For the first time since the Robert Bork nomination of 1987, the Sierra Club has joined with other national environmental groups in urging Senators to oppose the confirmation of a nominee to the U.S. Supreme Court.
The Sierra Club's opposes Judge Samuel Alito's based on opinions in the past, in which he ruled to limit the ability of Congress to pass laws to protect the environment, and the ability of citizens to demand enforcement of those laws.
The Senate's confirmation hearings on Judge Alito started yesterday. Last week, the Sierra Club ran radio ads to draw attention to the threat that Alito's constitutional philosophy poses to laws like the Clean Water Act.
Contact your senator to add your voice to the chorus opposing Judge Alito's confirmation.
In a big victory for clean air, Illinois Governor Rod Blagojevich last week called for new state rules cutting mercury pollution from coal plants by 90 percent in the next three years.
If the new rule is adopted, Illinois will join a growing list of states that limit mercury pollution far more stringently than the Bush administration's so-called "Clear Skies" proposal would.
According to the EPA, one in six women of childbearing age in the United States has enough mercury in her blood to put her baby at risk of neurological damage. Coal burning is the main way mercury gets into humans -- rainfall brings the mercury into waterways, where it accumulates in fish and makes its way up the food chain.
The utility industry is expected to fight these proposed rules, but the Sierra Club's Bruce Nilles says local activists will counter that by highlighting the cost-effectiveness of pollution controls -- it would add only pennies a month to utility bills -- and educating state residents about the specific link between mercury and health. The Club sponsored nine mercury hair testing events in Illinois last year and is planning more this year to help build support for the governor's proposal.

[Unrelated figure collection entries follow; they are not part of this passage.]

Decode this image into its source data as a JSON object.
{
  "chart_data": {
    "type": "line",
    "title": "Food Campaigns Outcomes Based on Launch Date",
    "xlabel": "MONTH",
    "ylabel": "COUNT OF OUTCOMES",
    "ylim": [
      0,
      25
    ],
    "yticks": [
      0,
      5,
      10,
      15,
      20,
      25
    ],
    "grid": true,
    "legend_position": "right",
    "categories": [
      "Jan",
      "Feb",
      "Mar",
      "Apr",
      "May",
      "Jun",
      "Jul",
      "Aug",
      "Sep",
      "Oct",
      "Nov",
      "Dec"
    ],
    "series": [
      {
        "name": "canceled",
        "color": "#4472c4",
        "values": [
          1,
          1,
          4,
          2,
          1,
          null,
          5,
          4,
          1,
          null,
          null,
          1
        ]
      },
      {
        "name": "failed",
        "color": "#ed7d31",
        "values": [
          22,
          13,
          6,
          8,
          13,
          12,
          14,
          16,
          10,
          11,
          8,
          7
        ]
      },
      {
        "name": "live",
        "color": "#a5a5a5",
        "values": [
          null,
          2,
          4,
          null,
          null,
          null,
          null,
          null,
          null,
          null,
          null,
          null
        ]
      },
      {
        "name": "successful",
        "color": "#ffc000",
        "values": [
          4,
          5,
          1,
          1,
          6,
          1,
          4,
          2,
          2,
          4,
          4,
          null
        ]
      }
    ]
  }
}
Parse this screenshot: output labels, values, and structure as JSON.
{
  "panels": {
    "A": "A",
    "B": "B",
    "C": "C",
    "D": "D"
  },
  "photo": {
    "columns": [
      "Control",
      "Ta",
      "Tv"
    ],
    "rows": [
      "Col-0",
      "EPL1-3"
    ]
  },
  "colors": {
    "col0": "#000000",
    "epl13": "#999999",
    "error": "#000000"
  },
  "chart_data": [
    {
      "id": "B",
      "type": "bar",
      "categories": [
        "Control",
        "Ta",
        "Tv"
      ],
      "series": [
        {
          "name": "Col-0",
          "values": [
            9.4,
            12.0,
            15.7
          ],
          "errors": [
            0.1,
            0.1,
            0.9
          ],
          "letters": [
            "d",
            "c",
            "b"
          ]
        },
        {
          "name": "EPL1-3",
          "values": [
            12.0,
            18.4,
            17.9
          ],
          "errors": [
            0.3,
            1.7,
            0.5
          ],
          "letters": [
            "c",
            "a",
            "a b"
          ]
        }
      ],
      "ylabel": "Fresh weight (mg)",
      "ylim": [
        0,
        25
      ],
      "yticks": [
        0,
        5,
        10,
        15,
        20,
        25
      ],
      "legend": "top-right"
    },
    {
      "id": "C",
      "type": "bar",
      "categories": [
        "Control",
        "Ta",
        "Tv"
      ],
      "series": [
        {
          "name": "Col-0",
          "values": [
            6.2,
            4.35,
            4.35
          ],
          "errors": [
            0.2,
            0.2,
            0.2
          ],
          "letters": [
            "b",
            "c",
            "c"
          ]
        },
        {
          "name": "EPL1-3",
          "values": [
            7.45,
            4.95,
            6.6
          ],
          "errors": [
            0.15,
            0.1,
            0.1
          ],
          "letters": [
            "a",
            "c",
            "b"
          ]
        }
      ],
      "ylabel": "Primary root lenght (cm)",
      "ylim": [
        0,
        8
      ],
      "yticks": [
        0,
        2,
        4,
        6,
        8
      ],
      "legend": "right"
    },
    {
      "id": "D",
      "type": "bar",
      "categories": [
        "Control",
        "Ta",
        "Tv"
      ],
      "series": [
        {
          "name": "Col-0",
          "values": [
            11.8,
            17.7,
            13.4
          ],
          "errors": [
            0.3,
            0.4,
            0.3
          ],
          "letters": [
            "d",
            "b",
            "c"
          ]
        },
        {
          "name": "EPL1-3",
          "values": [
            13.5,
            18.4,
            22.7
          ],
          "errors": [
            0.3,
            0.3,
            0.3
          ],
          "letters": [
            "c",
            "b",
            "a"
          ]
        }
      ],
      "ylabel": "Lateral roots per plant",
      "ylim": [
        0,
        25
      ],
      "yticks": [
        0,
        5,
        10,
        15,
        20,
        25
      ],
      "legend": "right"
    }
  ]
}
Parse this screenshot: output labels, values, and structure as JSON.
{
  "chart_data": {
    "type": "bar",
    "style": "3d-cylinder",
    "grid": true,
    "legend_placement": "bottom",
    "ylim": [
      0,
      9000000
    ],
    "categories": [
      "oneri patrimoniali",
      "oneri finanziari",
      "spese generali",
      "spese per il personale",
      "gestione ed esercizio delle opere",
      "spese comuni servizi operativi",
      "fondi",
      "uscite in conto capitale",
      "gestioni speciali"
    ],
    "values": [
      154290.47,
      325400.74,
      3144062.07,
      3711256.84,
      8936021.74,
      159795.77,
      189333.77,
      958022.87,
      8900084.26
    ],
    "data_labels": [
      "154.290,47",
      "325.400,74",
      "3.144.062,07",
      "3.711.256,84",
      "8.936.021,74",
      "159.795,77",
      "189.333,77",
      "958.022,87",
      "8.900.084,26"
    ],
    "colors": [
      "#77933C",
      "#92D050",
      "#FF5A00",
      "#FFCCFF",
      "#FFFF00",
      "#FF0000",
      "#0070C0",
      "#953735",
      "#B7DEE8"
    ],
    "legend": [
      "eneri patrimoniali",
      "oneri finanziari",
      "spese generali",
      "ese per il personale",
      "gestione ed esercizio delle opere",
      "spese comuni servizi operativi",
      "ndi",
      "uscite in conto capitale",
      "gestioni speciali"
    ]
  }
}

(That's the Sierra Club's Clyde Hanson above getting his hair clipped live on the radio in Minnesota last year to promote mercury-hair testing. Wielding the scissors is Club volunteer Kent Jones, who hosts a weekly radio show. More information of mercury pollution and home testing kits are available at www.sierraclub.org/mercury.)
Lisa Hellman discovered the Sierra Club's Inner City Outings (ICO) program by accident in a teacher newsletter addressed to a former occupant of her apartment. She has since started an ICO group in Orange County, California, raised more than $10,000, and led more than 50 outings in the past three years. In November, REI awarded her one of its prestigious "Stewards for the Environment" awards.
Inner City Outings, managed and staffed by volunteers in 49 groups around the United States, takes disadvantaged kids out into nature. The Angeles Chapter, the Club's largest, already had an established ICO program, but Hellman saw a void in Orange County, where most people don't even realize there are pockets of lower-income kids, some of whom have never experienced the local natural wonders.
"Recently, we took some kids out picking up litter on the beach," says Hellman. "There were crabs all over the place. They'd never seen crabs before. They thought they were cockroaches."